Oct 302011
 

I’m not sure why, but while listening to the message today at church, my mind went back to HeeJun’s funeral and memorial service. I remembered being at the church and a friend ushering me and my family to a separate room so we wouldn’t have to face people yet. I remember walking in and seeing all the comforting faces. I remember Steve and Mama Penny singing. I don’t recall if the Kims sat next to me. I vaguely think they may have sat on the other side of the room. Maybe…Or maybe that was just during the part where everyone shakes hands and says their condolences. I remember the Rubberband gang bringing me food and forcing me to take a break (Thank God) from the condolence line. I remember holding a sweet miracle of a baby.

I remember at the funeral pulling up to the  gravesite and walking to it with my mom holding me up. I remember leaning on my mom’s shoulder during the service feeling like I was going to pass out.
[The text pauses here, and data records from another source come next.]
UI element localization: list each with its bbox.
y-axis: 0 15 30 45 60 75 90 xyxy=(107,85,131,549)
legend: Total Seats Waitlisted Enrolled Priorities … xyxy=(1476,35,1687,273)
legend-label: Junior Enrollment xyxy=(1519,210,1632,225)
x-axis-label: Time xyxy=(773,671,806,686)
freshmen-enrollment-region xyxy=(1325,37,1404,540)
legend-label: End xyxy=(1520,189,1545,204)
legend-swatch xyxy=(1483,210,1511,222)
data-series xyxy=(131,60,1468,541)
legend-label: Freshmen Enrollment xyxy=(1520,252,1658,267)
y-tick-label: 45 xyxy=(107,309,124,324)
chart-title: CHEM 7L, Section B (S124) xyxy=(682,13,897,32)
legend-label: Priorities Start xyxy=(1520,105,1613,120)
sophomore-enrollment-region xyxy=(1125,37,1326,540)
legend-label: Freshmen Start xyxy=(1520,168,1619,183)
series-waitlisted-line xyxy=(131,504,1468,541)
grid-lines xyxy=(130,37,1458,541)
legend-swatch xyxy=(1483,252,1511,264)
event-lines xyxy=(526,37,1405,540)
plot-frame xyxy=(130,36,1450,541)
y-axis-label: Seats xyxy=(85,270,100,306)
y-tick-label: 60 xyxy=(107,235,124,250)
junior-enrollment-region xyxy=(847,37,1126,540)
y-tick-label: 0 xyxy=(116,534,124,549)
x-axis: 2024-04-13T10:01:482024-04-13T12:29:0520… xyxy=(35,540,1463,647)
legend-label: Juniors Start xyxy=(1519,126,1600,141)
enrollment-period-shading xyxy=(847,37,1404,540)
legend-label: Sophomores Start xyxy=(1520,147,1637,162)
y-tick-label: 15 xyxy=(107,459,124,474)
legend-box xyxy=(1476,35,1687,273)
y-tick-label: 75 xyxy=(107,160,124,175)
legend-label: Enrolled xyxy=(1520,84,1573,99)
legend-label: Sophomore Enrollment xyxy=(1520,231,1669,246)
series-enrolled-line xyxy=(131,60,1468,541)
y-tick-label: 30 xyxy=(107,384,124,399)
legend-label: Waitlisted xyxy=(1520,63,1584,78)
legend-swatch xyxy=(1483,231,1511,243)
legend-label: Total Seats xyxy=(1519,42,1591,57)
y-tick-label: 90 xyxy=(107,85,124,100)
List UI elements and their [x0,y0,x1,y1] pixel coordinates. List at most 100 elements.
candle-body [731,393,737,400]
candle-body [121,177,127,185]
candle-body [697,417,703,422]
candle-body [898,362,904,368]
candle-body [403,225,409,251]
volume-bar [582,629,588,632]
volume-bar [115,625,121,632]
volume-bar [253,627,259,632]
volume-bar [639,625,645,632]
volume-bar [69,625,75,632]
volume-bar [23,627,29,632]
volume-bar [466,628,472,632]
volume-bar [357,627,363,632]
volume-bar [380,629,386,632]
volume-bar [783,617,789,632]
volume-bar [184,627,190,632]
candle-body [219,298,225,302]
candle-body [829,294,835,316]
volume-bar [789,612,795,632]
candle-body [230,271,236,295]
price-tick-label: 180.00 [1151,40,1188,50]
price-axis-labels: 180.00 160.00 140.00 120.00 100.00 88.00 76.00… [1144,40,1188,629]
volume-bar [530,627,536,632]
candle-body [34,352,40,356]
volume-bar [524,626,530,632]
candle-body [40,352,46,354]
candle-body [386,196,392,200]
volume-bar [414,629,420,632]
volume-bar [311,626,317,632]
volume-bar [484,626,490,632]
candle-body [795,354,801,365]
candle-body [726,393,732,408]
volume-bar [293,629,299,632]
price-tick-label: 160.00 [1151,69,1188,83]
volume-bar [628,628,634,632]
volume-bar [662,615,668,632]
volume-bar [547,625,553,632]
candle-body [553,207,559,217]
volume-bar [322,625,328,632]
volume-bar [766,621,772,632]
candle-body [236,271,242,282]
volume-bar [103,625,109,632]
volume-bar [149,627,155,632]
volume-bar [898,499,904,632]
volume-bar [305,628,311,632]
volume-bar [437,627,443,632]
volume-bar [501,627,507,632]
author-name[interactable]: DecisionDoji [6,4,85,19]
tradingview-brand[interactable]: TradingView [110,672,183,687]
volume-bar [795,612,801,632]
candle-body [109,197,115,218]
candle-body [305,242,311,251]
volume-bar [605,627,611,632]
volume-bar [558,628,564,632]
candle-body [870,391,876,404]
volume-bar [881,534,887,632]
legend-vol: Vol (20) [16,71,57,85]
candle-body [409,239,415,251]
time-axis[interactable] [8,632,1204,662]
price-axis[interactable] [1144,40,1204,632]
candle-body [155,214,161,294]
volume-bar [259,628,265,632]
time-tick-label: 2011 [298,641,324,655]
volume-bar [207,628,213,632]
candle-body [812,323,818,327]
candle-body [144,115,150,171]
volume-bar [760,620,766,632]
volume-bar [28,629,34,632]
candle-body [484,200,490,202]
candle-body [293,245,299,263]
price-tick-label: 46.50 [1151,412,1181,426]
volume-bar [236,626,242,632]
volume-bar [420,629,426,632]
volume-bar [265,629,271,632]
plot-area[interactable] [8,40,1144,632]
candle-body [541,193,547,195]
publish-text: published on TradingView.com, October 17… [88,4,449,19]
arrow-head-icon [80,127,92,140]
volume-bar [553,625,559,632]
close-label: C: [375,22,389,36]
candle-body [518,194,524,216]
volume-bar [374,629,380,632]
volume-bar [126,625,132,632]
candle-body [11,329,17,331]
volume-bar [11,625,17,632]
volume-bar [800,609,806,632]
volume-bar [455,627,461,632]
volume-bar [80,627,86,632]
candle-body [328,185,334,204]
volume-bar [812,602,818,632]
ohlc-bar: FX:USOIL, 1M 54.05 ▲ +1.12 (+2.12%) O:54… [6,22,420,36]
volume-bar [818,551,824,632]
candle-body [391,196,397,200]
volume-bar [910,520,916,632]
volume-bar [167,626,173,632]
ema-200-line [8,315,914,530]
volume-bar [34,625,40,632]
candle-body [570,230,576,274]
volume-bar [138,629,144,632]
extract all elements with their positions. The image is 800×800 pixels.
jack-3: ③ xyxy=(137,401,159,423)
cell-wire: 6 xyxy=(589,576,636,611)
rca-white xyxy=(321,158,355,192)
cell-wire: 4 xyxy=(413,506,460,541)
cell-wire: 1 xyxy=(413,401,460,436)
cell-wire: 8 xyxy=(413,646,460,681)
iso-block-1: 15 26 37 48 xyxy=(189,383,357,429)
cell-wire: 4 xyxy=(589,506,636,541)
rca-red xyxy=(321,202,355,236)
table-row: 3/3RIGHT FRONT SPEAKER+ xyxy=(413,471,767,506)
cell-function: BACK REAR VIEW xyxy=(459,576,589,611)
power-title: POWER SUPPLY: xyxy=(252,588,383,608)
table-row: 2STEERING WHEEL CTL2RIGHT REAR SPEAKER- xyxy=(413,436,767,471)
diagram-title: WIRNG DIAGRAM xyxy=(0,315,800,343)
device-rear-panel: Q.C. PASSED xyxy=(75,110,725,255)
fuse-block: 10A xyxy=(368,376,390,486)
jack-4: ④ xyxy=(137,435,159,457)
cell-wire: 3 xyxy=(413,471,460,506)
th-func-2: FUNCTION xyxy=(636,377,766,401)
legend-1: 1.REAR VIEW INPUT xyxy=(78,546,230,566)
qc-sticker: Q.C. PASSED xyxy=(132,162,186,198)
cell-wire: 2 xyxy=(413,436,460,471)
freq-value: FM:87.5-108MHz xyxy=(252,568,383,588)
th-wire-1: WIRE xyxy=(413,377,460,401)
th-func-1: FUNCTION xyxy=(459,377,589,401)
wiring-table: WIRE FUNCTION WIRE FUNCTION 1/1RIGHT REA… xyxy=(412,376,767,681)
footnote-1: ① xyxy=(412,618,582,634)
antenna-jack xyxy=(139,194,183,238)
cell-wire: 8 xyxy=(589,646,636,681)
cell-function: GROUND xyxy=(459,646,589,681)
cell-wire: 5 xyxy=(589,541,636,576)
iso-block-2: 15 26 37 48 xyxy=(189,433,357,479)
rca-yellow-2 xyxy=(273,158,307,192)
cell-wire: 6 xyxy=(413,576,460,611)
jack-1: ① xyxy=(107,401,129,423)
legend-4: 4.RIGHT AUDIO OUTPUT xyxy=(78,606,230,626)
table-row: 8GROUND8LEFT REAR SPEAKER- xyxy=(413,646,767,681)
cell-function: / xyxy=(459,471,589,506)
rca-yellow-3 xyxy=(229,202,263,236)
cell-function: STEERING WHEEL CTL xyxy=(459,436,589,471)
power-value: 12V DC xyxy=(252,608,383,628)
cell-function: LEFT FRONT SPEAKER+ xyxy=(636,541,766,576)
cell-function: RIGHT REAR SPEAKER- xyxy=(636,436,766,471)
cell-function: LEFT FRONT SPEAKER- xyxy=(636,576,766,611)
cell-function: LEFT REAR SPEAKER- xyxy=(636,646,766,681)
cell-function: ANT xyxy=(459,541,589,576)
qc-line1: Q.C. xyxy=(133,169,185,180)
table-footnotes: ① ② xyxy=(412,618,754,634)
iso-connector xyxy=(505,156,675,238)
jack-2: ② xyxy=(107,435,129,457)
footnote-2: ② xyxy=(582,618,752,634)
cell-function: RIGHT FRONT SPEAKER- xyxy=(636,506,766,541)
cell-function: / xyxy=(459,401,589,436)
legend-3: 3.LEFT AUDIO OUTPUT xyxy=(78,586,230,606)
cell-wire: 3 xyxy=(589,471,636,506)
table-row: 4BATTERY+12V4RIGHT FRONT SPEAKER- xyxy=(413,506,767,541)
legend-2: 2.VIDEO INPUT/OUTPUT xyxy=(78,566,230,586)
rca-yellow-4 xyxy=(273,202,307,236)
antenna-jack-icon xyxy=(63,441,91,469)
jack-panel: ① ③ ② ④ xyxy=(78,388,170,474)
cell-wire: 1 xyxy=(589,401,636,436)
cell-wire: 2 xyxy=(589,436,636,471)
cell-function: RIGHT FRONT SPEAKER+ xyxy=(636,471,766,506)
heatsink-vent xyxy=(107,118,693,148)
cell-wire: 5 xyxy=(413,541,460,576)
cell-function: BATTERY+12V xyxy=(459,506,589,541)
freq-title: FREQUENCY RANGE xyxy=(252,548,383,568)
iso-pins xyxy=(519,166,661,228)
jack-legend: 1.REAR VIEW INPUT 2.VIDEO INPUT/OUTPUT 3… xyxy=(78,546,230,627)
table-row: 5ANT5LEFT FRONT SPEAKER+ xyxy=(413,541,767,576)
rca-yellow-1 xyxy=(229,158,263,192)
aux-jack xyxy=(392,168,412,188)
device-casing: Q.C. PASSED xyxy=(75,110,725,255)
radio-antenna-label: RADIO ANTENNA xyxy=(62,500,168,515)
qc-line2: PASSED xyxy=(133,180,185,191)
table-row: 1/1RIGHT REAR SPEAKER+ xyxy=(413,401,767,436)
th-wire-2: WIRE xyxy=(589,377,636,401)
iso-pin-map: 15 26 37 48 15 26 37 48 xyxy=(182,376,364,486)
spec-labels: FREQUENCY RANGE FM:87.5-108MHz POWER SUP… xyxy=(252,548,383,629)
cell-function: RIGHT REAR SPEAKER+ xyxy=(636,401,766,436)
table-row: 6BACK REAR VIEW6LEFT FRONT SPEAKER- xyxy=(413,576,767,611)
That stupid tent made me feel like I couldn’t breathe. Sucked all the air out of the world.  Where were the Kims? Behind me? Across the seats? I should have been near them. They should have been near me. I remember a few people that came through the line at the end, but vaguely. I remember passing out lemonade. I remember watching Mama Kim fall on the coffin weeping and being carefully rushed away from the scene.

After the funeral we went over to my best childhood friend’s house (which happened to also be my next door neighbor). Food and wine! I remember feeling overwhelmed and having to go outside. I sat on their front porch and rocked in the porch swing with my close friends. It worked out perfectly. I didn’t have to be the center of attention and be overwhelmed, but I could say goodbye and thank you to everyone as they left. Ha! I remember a high school friend passing out business cards and some people being very drunk!

I wonder what triggered these thoughts today. Most of the time I let my mind embrace these memories and thoughts. It’s good to let it in. Usually there is one thing that sticks out that I am trying to wrap my brain around. Apparently I am trying to remember where the Kims were in these memories. Maybe that is where it all went wrong.

It’s also comforting to remember all the family and friends who wrapped their loving arms around me. Oh! That’s where these thoughts came from! In church today we were talking about a church should be your home; somewhere you can go for comfort. The message reminded me about those days.

The grieving brain is a funny thing, isn’t it? It just hops all over the place.

 Posted by at 3:56 pm
Oct 182011
 

I was born to be a mama. I have even thought of being a foster mom for babies those 7 days they are in respite care before their new mommies and daddies take them home. Adoption is on my bucket list.  I just love babies. So does Chad. We know we want kids and even had our girl name picked out the second day of our honeymoon.

Here’s the thing. We want to enjoy being married for a while before the stress of kids. We want to have the house ready. I understand the logic to that.

BUT HeeJun and I tried for two freaking years to get pregnant. I had to get on medication to get my hormones right. I checked my temperature daily and wrote it on a calendar for a year. Then I miscarried and struggled to get pregnant again.

So, what if that happens again?

Praise God that I am not in control of this. God has this all in His hands already. None of this surprised Him. He has our baby already planned for us and His timing is perfect. I must remind myself of these things when I am nagging Chad to “knock me up”.

 

For now I’ll babysit and snuggle my friends’ sweet kiddos and watch videos of babies giggling on YouTube.